Usar con precaución. java-agentic-ai tiene una Puntuación de Confianza Nerq de 60.1/100 (C). Señal más fuerte: compliance (82/100). Score based on security (0/100), maintenance (1/100), popularity (0/100), documentation (0/100).
¿Cuál es la puntuación de confianza de Java Agentic Ai?
java-agentic-ai: 60.1/100 (C). Score based on: security (0/100), maintenance (1/100), popularity (0/100), documentation (0/100). Compliance: 82/100. Las puntuaciones se actualizan con nuevos datos. API: GET nerq.ai/v1/preflight?target=java-agentic-ai
¿Cuáles son alternativas más seguras a Java Agentic Ai?
In the coding category, higher-rated alternatives include Significant-Gravitas/AutoGPT (75/100), ollama/ollama (74/100), langchain-ai/langchain (86/100). java-agentic-ai tiene una puntuación de 60.1/100.
How often is Java Agentic Ai's safety score updated?
Nerq continuously monitors Java Agentic Ai and updates its trust score as new data becomes available. Data sourced from multiple public sources including package registries, GitHub, NVD, OSV.dev, and OpenSSF Scorecard. Current: 60.1/100 (C), last verified 2026-03-25. API: GET nerq.ai/v1/preflight?target=java-agentic-ai
Can I use Java Agentic Ai in a regulated environment?

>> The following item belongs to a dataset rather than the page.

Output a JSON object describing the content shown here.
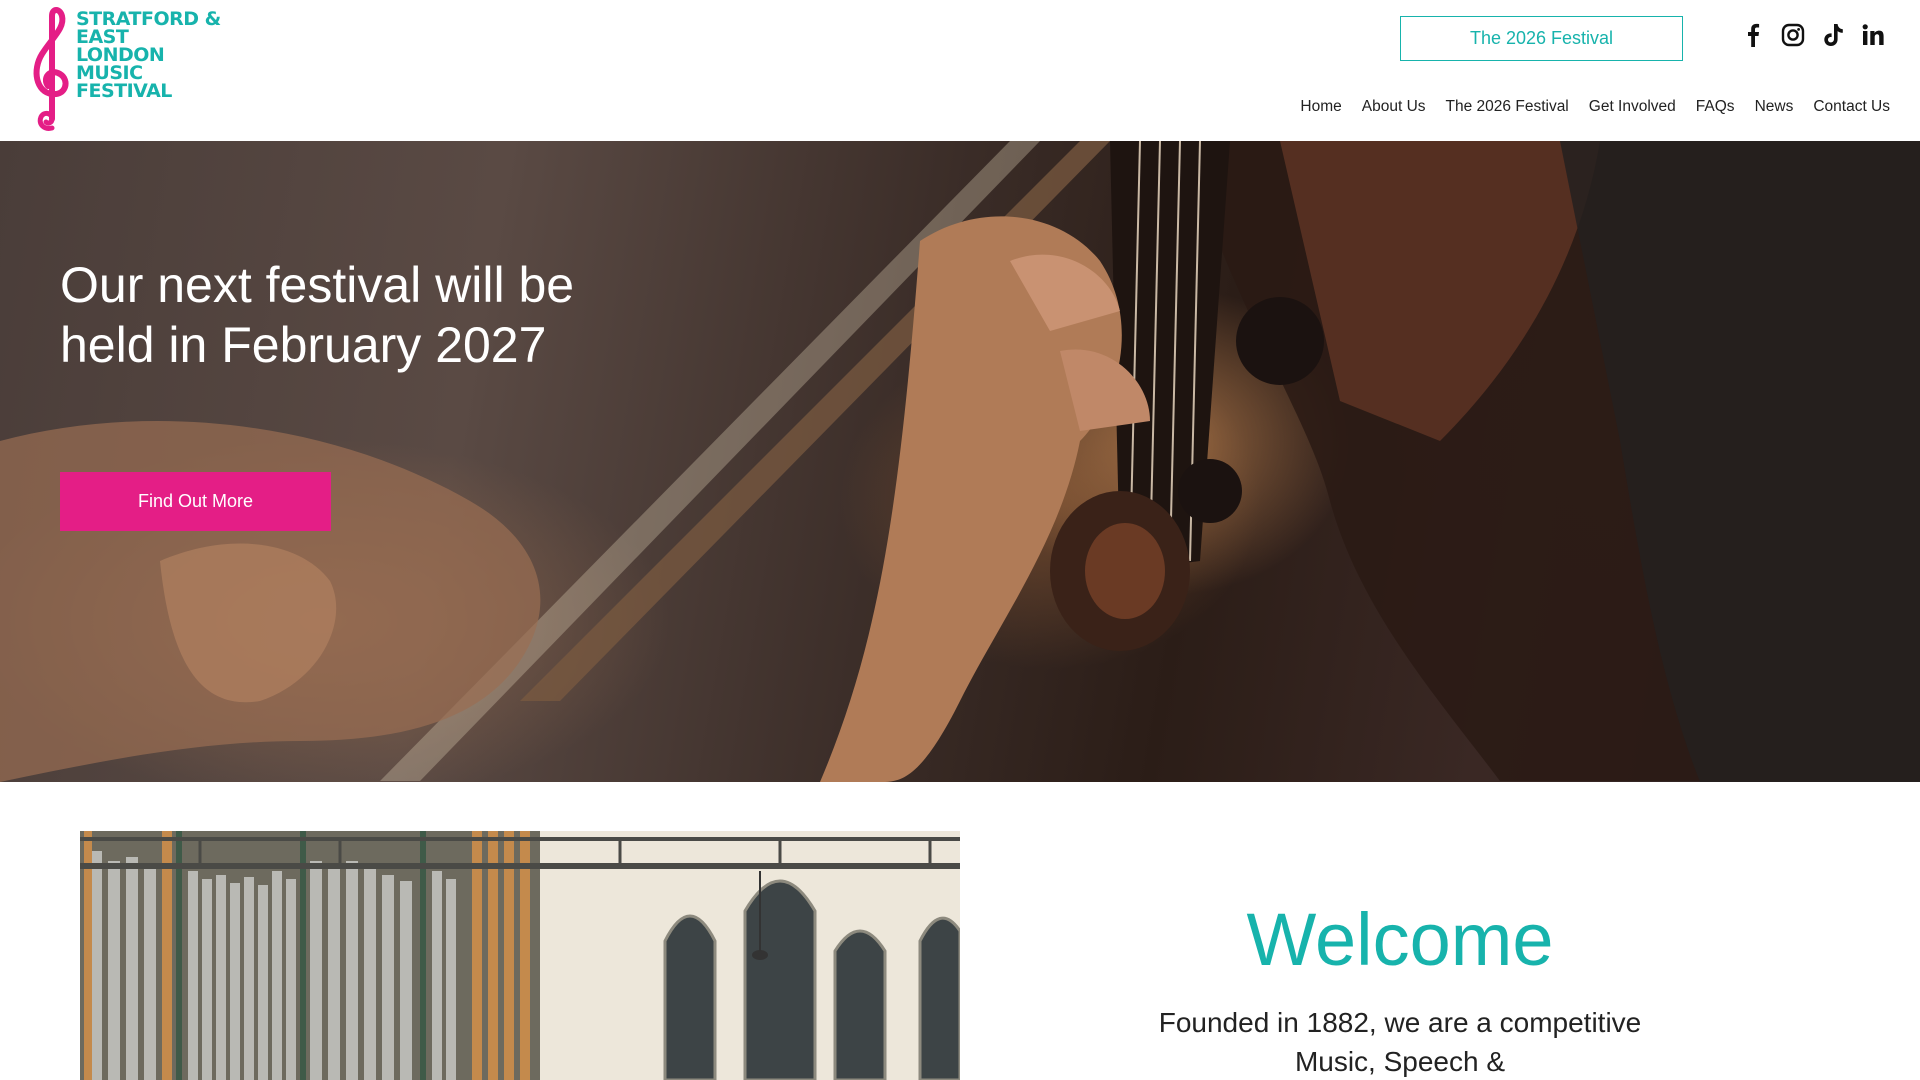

Java Agentic Ai has not reached the Nerq Verified threshold of 70. Additional due diligence is recommended for regulated environments.
API: /v1/preflight Trust Badge API Docs

Disclaimer: Las puntuaciones de confianza de Nerq son evaluaciones automatizadas basadas en señales disponibles públicamente. No son respaldos ni garantías. Siempre realice su propia diligencia debida.